The buyer will issue their list of items to be reviewed. The level of detail required can depend upon the size and type of company being acquired, how much information was exchanged in early discussions, whether financials were reviewed by an outside CPA, and other factors. We’ve seen lists that are anywhere from three to 20 pages long. Following is a list of potential categories to be explored.
- Tax Matters
- Employee Benefits
- Management, Personnel and Consultants
- Corporate and Organization
- Contracts and Liabilities
- Intellectual Property
- Real Estate
- Personal Property
- Internal Controls and Security
- Environmental Matters
Keep in mind that each category may have a list of 20-100 questions or documents that are required. For example, under Financial, a buyer may ask for the last five years of year-end accrual financial statements and tax returns, the last two years of monthly financials, monthly breakout of revenue by product/service, and bank statements, quarterly detailed A/R and A/P, a detailed inventory list, and more.
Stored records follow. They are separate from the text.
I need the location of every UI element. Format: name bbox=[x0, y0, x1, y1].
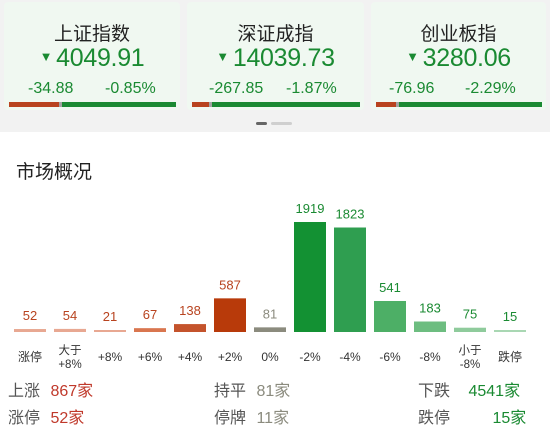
index-price-value: 14039.73 bbox=[232, 44, 335, 72]
bar-value-label: 1919 bbox=[296, 201, 325, 216]
bar-value-label: 541 bbox=[379, 280, 401, 295]
bar-value-label: 54 bbox=[63, 308, 77, 323]
bar-10 bbox=[414, 321, 446, 332]
index-name: 深证成指 bbox=[237, 24, 314, 45]
index-cards: 上证指数 ▼ 4049.91 -34.88 -0.85% 深证成指 ▼ 14039.… bbox=[0, 0, 550, 112]
breadth-bar bbox=[9, 102, 176, 107]
category-label: -4% bbox=[339, 350, 361, 364]
stat-value: 867家 bbox=[50, 383, 94, 400]
breadth-bar bbox=[376, 102, 542, 107]
stat-label: 上涨 bbox=[8, 383, 41, 400]
category-label: 大于 bbox=[59, 343, 82, 357]
bar-value-label: 1823 bbox=[336, 207, 365, 222]
category-label: 涨停 bbox=[18, 349, 42, 364]
down-arrow-icon: ▼ bbox=[216, 49, 229, 64]
bar-4 bbox=[174, 324, 206, 332]
breadth-down-segment bbox=[62, 102, 176, 107]
bar-5 bbox=[214, 298, 246, 332]
index-name: 上证指数 bbox=[53, 24, 130, 45]
category-label: +4% bbox=[178, 350, 203, 364]
category-label: +2% bbox=[218, 350, 243, 364]
category-label: -6% bbox=[379, 350, 401, 364]
breadth-flat-segment bbox=[395, 102, 400, 107]
stat-value: 52家 bbox=[50, 410, 85, 427]
bar-value-label: 587 bbox=[219, 277, 241, 292]
index-change: -34.88 bbox=[28, 80, 74, 97]
bar-2 bbox=[94, 330, 126, 332]
stat-value: 15家 bbox=[492, 410, 527, 427]
down-arrow-icon: ▼ bbox=[39, 49, 53, 64]
stat-value: 4541家 bbox=[468, 383, 521, 400]
category-label: 小于 bbox=[459, 344, 482, 357]
bar-value-label: 183 bbox=[419, 301, 441, 316]
index-change: -76.96 bbox=[389, 80, 435, 97]
category-label: -2% bbox=[299, 350, 321, 364]
carousel-dot[interactable] bbox=[271, 122, 292, 125]
bar-1 bbox=[54, 328, 86, 332]
breadth-up-segment bbox=[376, 102, 396, 107]
breadth-flat-segment bbox=[208, 102, 213, 107]
category-label: 跌停 bbox=[498, 349, 522, 364]
stat-label: 停牌 bbox=[214, 410, 247, 427]
stat-up: 上涨 867家 bbox=[8, 377, 93, 401]
bar-0 bbox=[14, 329, 46, 332]
distribution-chart: 52 涨停 54 大于 +8% 21 +8% 67 +6% 138 +4% 587 +2% 81 0% 191… bbox=[14, 201, 526, 371]
index-price-value: 3280.06 bbox=[422, 44, 512, 72]
breadth-up-segment bbox=[192, 102, 209, 107]
bar-9 bbox=[374, 300, 406, 332]
stat-flat: 持平 81家 bbox=[214, 377, 290, 401]
breadth-down-segment bbox=[212, 102, 360, 107]
bar-value-label: 15 bbox=[503, 309, 517, 324]
stat-label: 涨停 bbox=[8, 410, 41, 427]
index-card-sh[interactable]: 上证指数 ▼ 4049.91 -34.88 -0.85% bbox=[4, 2, 180, 110]
category-label: -8% bbox=[419, 350, 441, 364]
market-overview-panel: 市场概况 52 涨停 54 大于 +8% 21 +8% 67 +6% 138 +4% 587 +2% 81… bbox=[0, 132, 550, 446]
index-price-value: 4049.91 bbox=[56, 44, 145, 72]
bar-value-label: 81 bbox=[263, 306, 277, 321]
index-price: ▼ 4049.91 bbox=[4, 44, 180, 73]
stat-value: 81家 bbox=[256, 383, 291, 400]
index-name: 创业板指 bbox=[420, 24, 497, 45]
stat-label: 持平 bbox=[214, 383, 247, 400]
stat-suspended: 停牌 11家 bbox=[214, 404, 289, 428]
stat-value: 11家 bbox=[256, 410, 290, 427]
category-label: +6% bbox=[138, 350, 163, 364]
category-label: +8% bbox=[98, 350, 123, 364]
bar-12 bbox=[494, 330, 526, 332]
bar-8 bbox=[334, 227, 366, 332]
down-arrow-icon: ▼ bbox=[406, 49, 419, 64]
carousel-dot-active[interactable] bbox=[256, 122, 267, 125]
bar-6 bbox=[254, 327, 286, 332]
index-percent: -0.85% bbox=[105, 80, 156, 97]
bar-3 bbox=[134, 328, 166, 332]
index-price: ▼ 3280.06 bbox=[371, 44, 546, 73]
breadth-flat-segment bbox=[59, 102, 63, 107]
bar-value-label: 75 bbox=[463, 307, 477, 322]
bar-value-label: 67 bbox=[143, 307, 157, 322]
index-card-sz[interactable]: 深证成指 ▼ 14039.73 -267.85 -1.87% bbox=[187, 2, 364, 110]
breadth-bar bbox=[192, 102, 360, 107]
bar-value-label: 138 bbox=[179, 303, 201, 318]
index-change: -267.85 bbox=[209, 80, 264, 97]
index-card-cy[interactable]: 创业板指 ▼ 3280.06 -76.96 -2.29% bbox=[371, 2, 546, 110]
bar-7 bbox=[294, 222, 326, 332]
breadth-down-segment bbox=[399, 102, 542, 107]
index-percent: -2.29% bbox=[465, 80, 516, 97]
bar-value-label: 52 bbox=[23, 308, 37, 323]
section-title: 市场概况 bbox=[16, 162, 93, 183]
stat-limit-up: 涨停 52家 bbox=[8, 404, 84, 428]
stat-limit-down: 跌停 15家 bbox=[418, 404, 526, 428]
carousel-indicator[interactable] bbox=[256, 122, 292, 125]
stat-label: 下跌 bbox=[418, 383, 451, 400]
category-label: -8% bbox=[460, 359, 480, 371]
category-label: 0% bbox=[261, 350, 279, 364]
category-label: +8% bbox=[58, 359, 81, 371]
index-price: ▼ 14039.73 bbox=[187, 44, 364, 73]
stat-down: 下跌 4541家 bbox=[418, 377, 520, 401]
bar-value-label: 21 bbox=[103, 309, 117, 324]
breadth-up-segment bbox=[9, 102, 60, 107]
stat-label: 跌停 bbox=[418, 410, 451, 427]
bar-11 bbox=[454, 327, 486, 332]
index-percent: -1.87% bbox=[286, 80, 337, 97]
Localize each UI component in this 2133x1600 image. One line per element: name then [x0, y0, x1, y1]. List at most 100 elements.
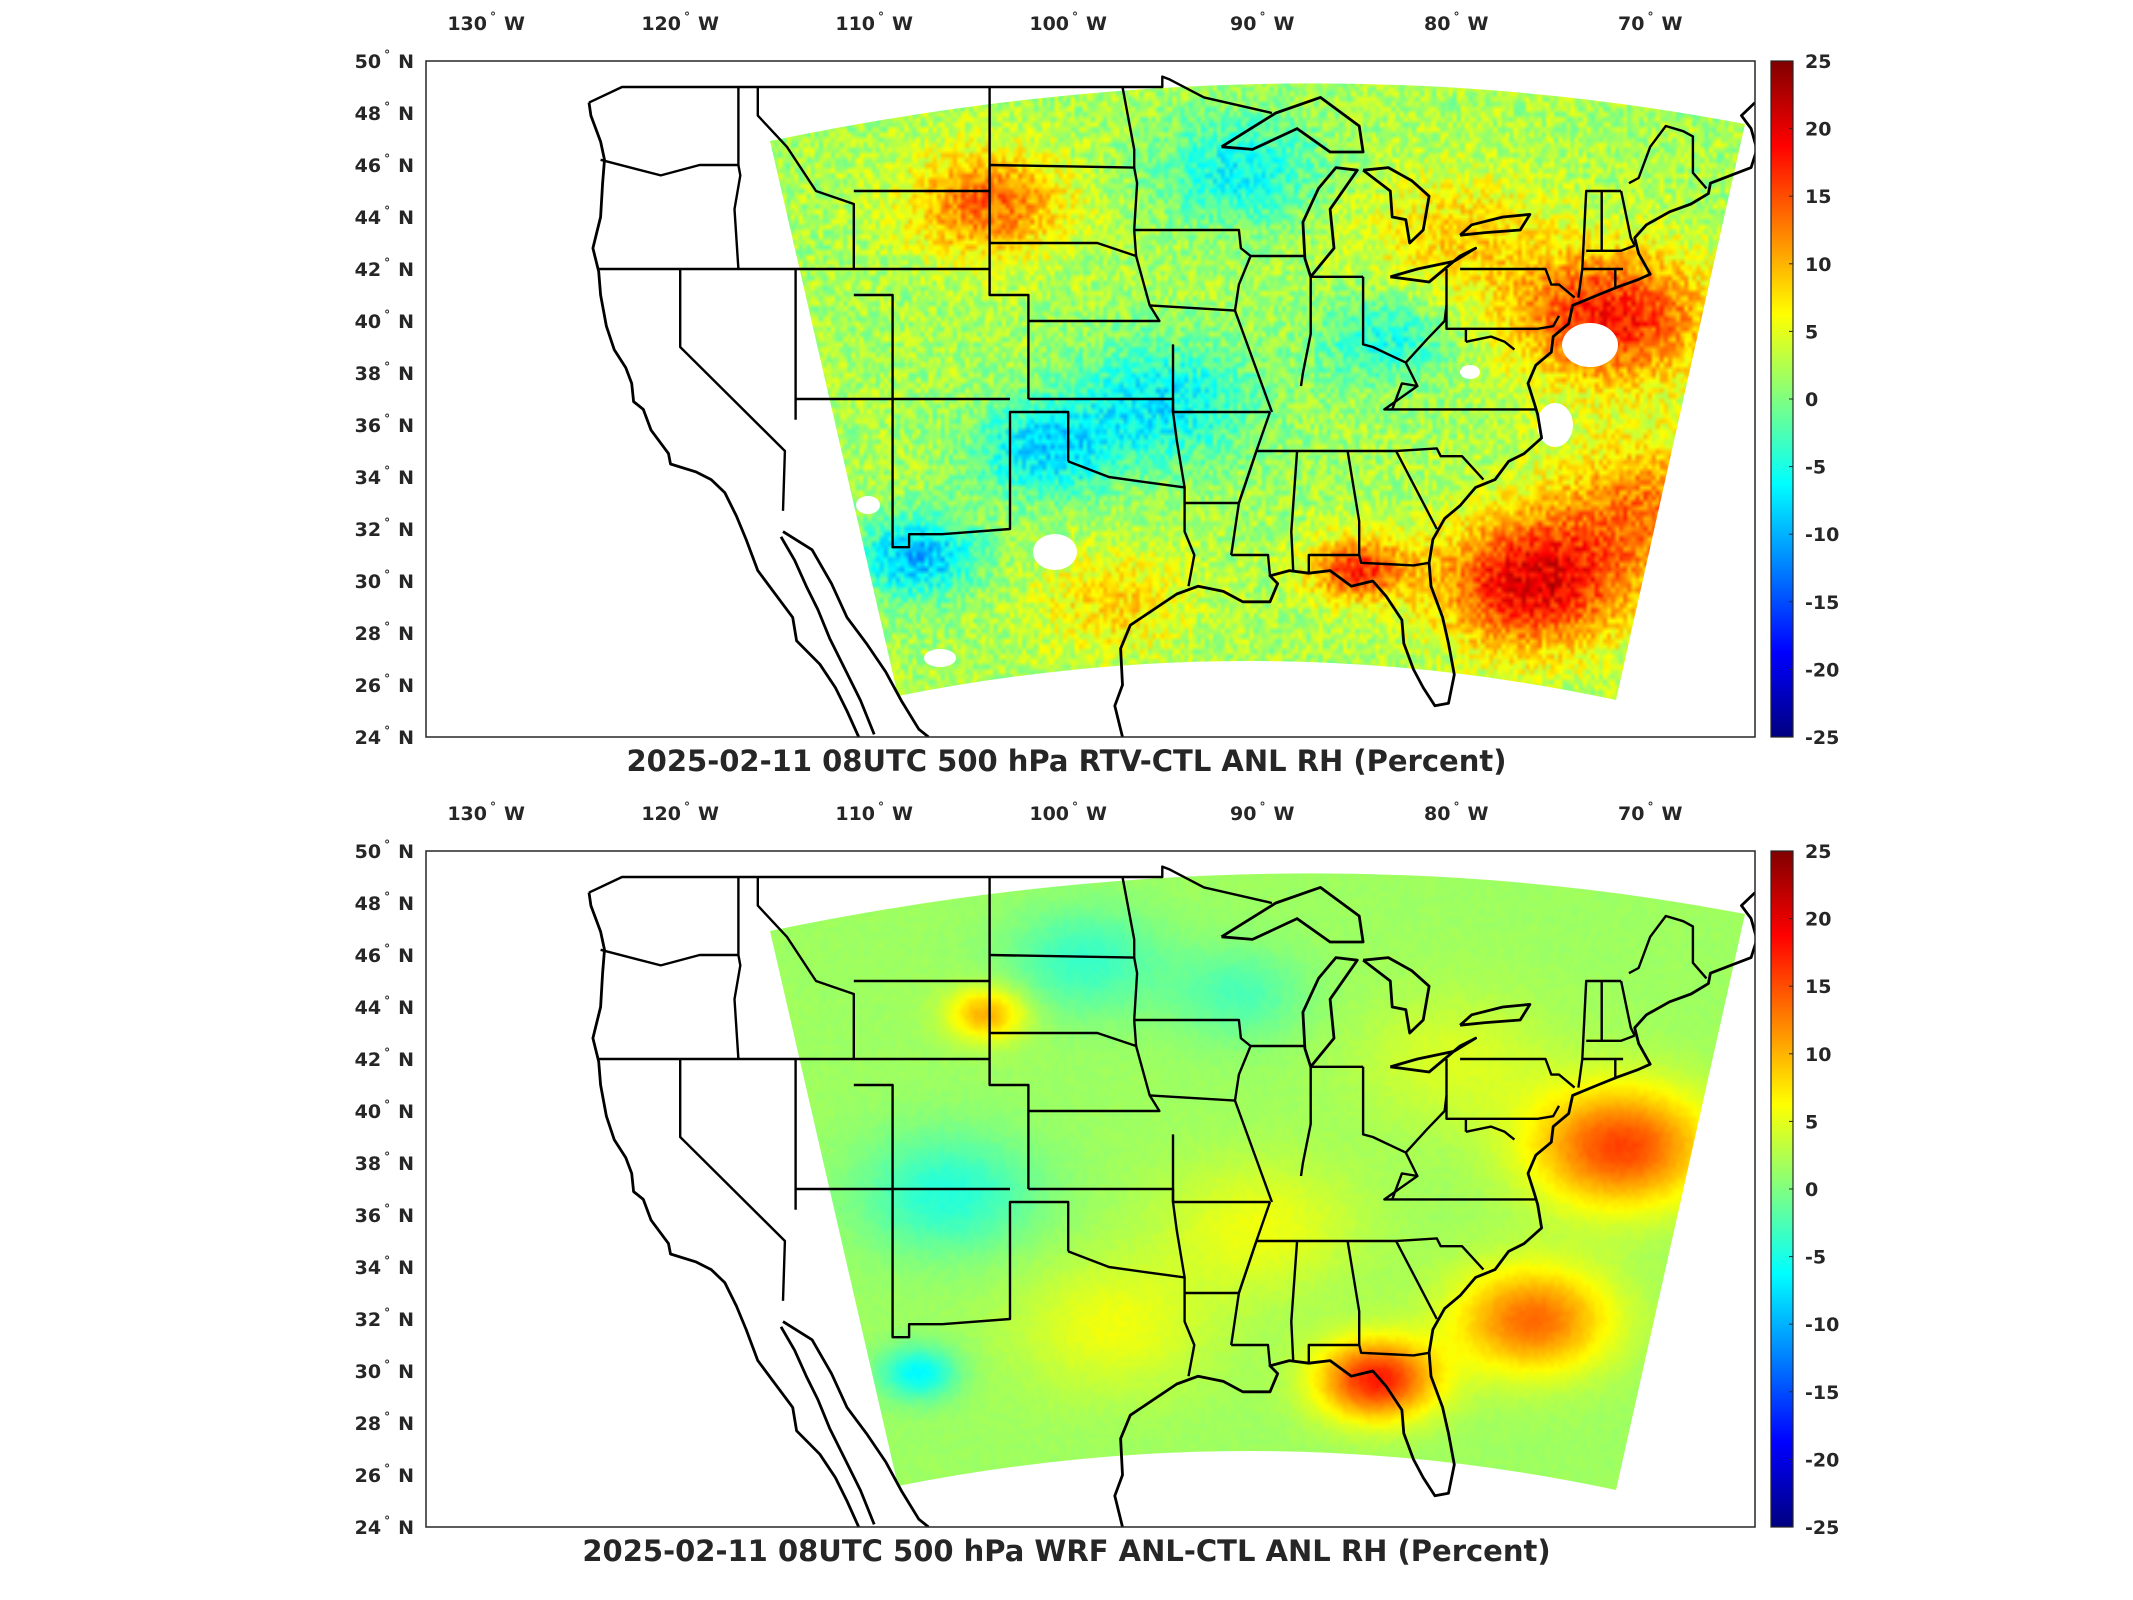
colorbar-tick-label: 25 [1805, 51, 1831, 73]
state-boundary [853, 293, 1010, 401]
lake-shoreline [1459, 212, 1532, 237]
state-boundary [1134, 228, 1305, 258]
state-boundary [1183, 1293, 1196, 1377]
bottom-map-panel: 130 ° W 120 ° W 110 ° W 100 ° W 90 ° W 80 ° W 70 ° W 50 ° N 48 ° N… [0, 790, 2133, 1590]
state-boundary [1237, 1201, 1272, 1294]
colorbar-tick-label: 0 [1805, 1179, 1818, 1201]
longitude-tick-label: 100 ° W [1029, 10, 1107, 35]
colorbar-tick-label: 15 [1805, 186, 1831, 208]
longitude-tick-label: 130 ° W [447, 800, 525, 825]
coastline [782, 530, 930, 737]
state-boundary [1465, 1125, 1516, 1141]
missing-data-patch [1562, 323, 1618, 367]
latitude-tick-label: 44 ° N [355, 994, 414, 1019]
colorbar-tick-label: 15 [1805, 976, 1831, 998]
lake-shoreline [1301, 166, 1359, 278]
colorbar-tick-label: 20 [1805, 909, 1831, 931]
colorbar-tick-label: 5 [1805, 321, 1818, 343]
coastline [782, 1320, 930, 1527]
state-boundary [989, 86, 1136, 169]
top-map-title: 2025-02-11 08UTC 500 hPa RTV-CTL ANL RH … [626, 744, 1507, 778]
state-boundary [1358, 1344, 1430, 1357]
missing-data-patch [1460, 365, 1480, 379]
missing-data-patch [924, 649, 956, 667]
lake-shoreline [1389, 1036, 1477, 1074]
state-boundary [1233, 255, 1274, 413]
latitude-tick-label: 24 ° N [355, 724, 414, 749]
latitude-tick-label: 30 ° N [355, 1358, 414, 1383]
latitude-tick-label: 40 ° N [355, 308, 414, 333]
latitude-tick-label: 46 ° N [355, 942, 414, 967]
top-map-svg: 130 ° W 120 ° W 110 ° W 100 ° W 90 ° W 80 ° W 70 ° W 50 ° N 48 ° N… [355, 10, 1840, 749]
state-boundary [1628, 914, 1708, 980]
latitude-tick-label: 36 ° N [355, 412, 414, 437]
state-boundary [756, 87, 855, 269]
latitude-tick-label: 38 ° N [355, 360, 414, 385]
longitude-tick-label: 90 ° W [1230, 800, 1294, 825]
latitude-tick-label: 44 ° N [355, 204, 414, 229]
state-boundary [1395, 450, 1438, 530]
colorbar-tick-label: -5 [1805, 1247, 1826, 1269]
state-boundary [1290, 1240, 1299, 1361]
colorbar-tick-label: 10 [1805, 254, 1831, 276]
state-boundary [1231, 553, 1272, 576]
state-boundary [1299, 1066, 1312, 1177]
longitude-tick-label: 80 ° W [1424, 10, 1488, 35]
longitude-tick-label: 90 ° W [1230, 10, 1294, 35]
state-boundary [1149, 304, 1236, 312]
latitude-tick-label: 26 ° N [355, 1462, 414, 1487]
state-boundary [1628, 124, 1708, 190]
latitude-tick-label: 34 ° N [355, 1254, 414, 1279]
lake-shoreline [1362, 166, 1431, 245]
latitude-tick-label: 28 ° N [355, 620, 414, 645]
colorbar-tick-label: -5 [1805, 457, 1826, 479]
state-boundary [1290, 450, 1299, 571]
latitude-tick-label: 48 ° N [355, 890, 414, 915]
coastline [587, 892, 860, 1527]
longitude-tick-label: 100 ° W [1029, 800, 1107, 825]
state-boundary [1586, 1034, 1636, 1043]
latitude-tick-label: 48 ° N [355, 100, 414, 125]
colorbar-tick-label: -15 [1805, 592, 1839, 614]
coastline [779, 536, 876, 735]
state-boundary [1619, 190, 1636, 247]
colorbar-tick-label: 25 [1805, 841, 1831, 863]
state-boundary [1391, 1172, 1418, 1200]
state-boundary [679, 269, 787, 511]
latitude-tick-label: 38 ° N [355, 1150, 414, 1175]
latitude-tick-label: 36 ° N [355, 1202, 414, 1227]
state-boundary [1460, 267, 1576, 299]
latitude-tick-label: 24 ° N [355, 1514, 414, 1539]
state-boundary [588, 75, 1273, 115]
colorbar-tick-label: -15 [1805, 1382, 1839, 1404]
latitude-tick-label: 32 ° N [355, 516, 414, 541]
state-boundary [1361, 1066, 1536, 1201]
latitude-tick-label: 42 ° N [355, 256, 414, 281]
longitude-tick-label: 120 ° W [641, 800, 719, 825]
latitude-tick-label: 50 ° N [355, 48, 414, 73]
state-boundary [1361, 276, 1536, 411]
state-boundary [891, 399, 1070, 549]
colorbar-tick-label: 0 [1805, 389, 1818, 411]
missing-data-patch [1033, 534, 1077, 570]
latitude-tick-label: 42 ° N [355, 1046, 414, 1071]
bottom-map-svg: 130 ° W 120 ° W 110 ° W 100 ° W 90 ° W 80 ° W 70 ° W 50 ° N 48 ° N… [355, 800, 1840, 1539]
state-boundary [1460, 1057, 1576, 1089]
colorbar-tick-label: -10 [1805, 1314, 1839, 1336]
state-boundary [1231, 1343, 1272, 1366]
lake-shoreline [1389, 246, 1477, 284]
colorbar-tick-label: 5 [1805, 1111, 1818, 1133]
state-boundary [1358, 554, 1430, 567]
state-boundary [1028, 255, 1161, 323]
state-boundary [1465, 335, 1516, 351]
lake-shoreline [1459, 1002, 1532, 1027]
latitude-tick-label: 28 ° N [355, 1410, 414, 1435]
colorbar-tick-label: -10 [1805, 524, 1839, 546]
state-boundary [1581, 979, 1622, 1060]
state-boundary [588, 865, 1273, 905]
longitude-tick-label: 70 ° W [1618, 10, 1682, 35]
state-boundary [891, 1189, 1070, 1339]
top-boundaries [587, 75, 1755, 737]
longitude-tick-label: 80 ° W [1424, 800, 1488, 825]
top-rh-difference-field [770, 83, 1745, 700]
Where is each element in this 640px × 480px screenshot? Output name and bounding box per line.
And on top of the standard due diligence issues, a buyer will likely have questions about how the business fared or changed during the current pandemic. If the business merely survived, they’ll want to know what strategies worked to maintain the business. If the business thrived during the pandemic, they’ll want to know whether the growth is sustainable. If they determine that it is sustainable, they may be willing to offer a premium price based on the trailing 12-month financials. If they’re not confident the business will continue at the current pace, they may propose some cash at closing with a seller note or earn-out to be paid over time.
There is no limit to the information the buyer can request, but your M&A advisor will manage the process and ensure that different types and levels of information are released at the appropriate time. For example, you may wish to withhold information about employees until just before closing.